In the second quarter of 2021, we performed our annual goodwill impairment test for all of our reporting units using the quantitative approach described in FASB ASC Topic 350, Intangibles - Goodwill and Other (FASB ASC Topic 350). We identified the following reporting units in our 2021 annual goodwill impairment test: Interventional Cardiology, Peripheral Interventions, Cardiac Rhythm Management, Electrophysiology, Endoscopy, Urology and Pelvic Health and Neuromodulation. We aggregated the Cardiac Rhythm Management and Electrophysiology reporting units, components of the Rhythm Management operating segment, based on the criteria prescribed in FASB ASC Topic 350. We determined that the fair value of each reporting unit exceeded its carrying value and concluded that goodwill was not impaired or at risk of impairment.

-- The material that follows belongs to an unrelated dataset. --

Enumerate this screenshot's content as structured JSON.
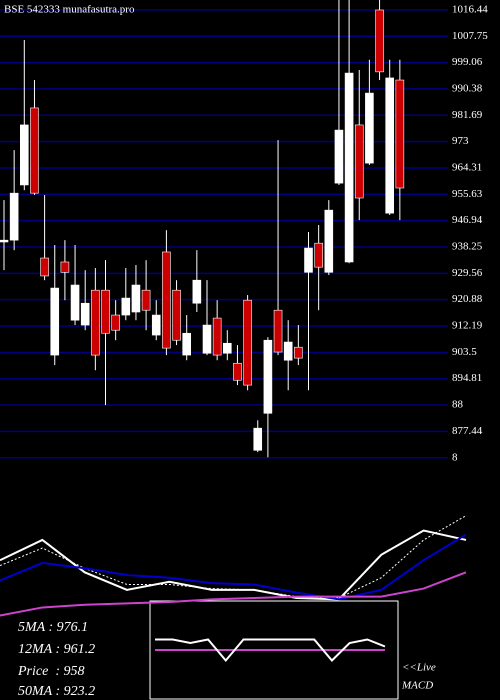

We recorded Intangible asset impairment charges of $45 million in the second quarter and first six months of 2021, $34 million in the second quarter of 2020 and $233 million in the first six months of 2020. We review intangible assets subject to amortization quarterly to determine if any adverse conditions exist or a change in circumstances has occurred that would indicate impairment or a change in the remaining useful life. We test our indefinite-lived intangible assets at least annually during the third quarter for impairment and reassess their classification as indefinite-lived assets. In addition, we review our indefinite-lived intangible assets for classification and impairment more frequently if impairment indicators exist. During the second quarter of 2021, we determined it was more likely than not that one of our indefinite-lived intangible assets was impaired based on our qualitative assessment of impairment indicators. We tested the intangible asset for recoverability and recorded an impairment charge associated with incremental time and cost to complete the associated in-process research and development (IPR&D) project.

The impairment charges recorded in the first six months of 2020 were primarily associated with amortizable technology-related intangible assets that were initially established following our acquisition of nVision. These charges were recorded as a result of management’s decision to change commercial launch plans or discontinue certain R&D programs based on cost to complete, time to market, overall economic viability or, specific to nVision, our understanding of the clinical evidence necessary to commercialize the technology.

Refer to Note A – Significant Accounting Policies to our audited financial statements contained in Item 8 of our most recent Annual Report on Form 10-K for further discussion of our annual goodwill and intangible asset impairment testing.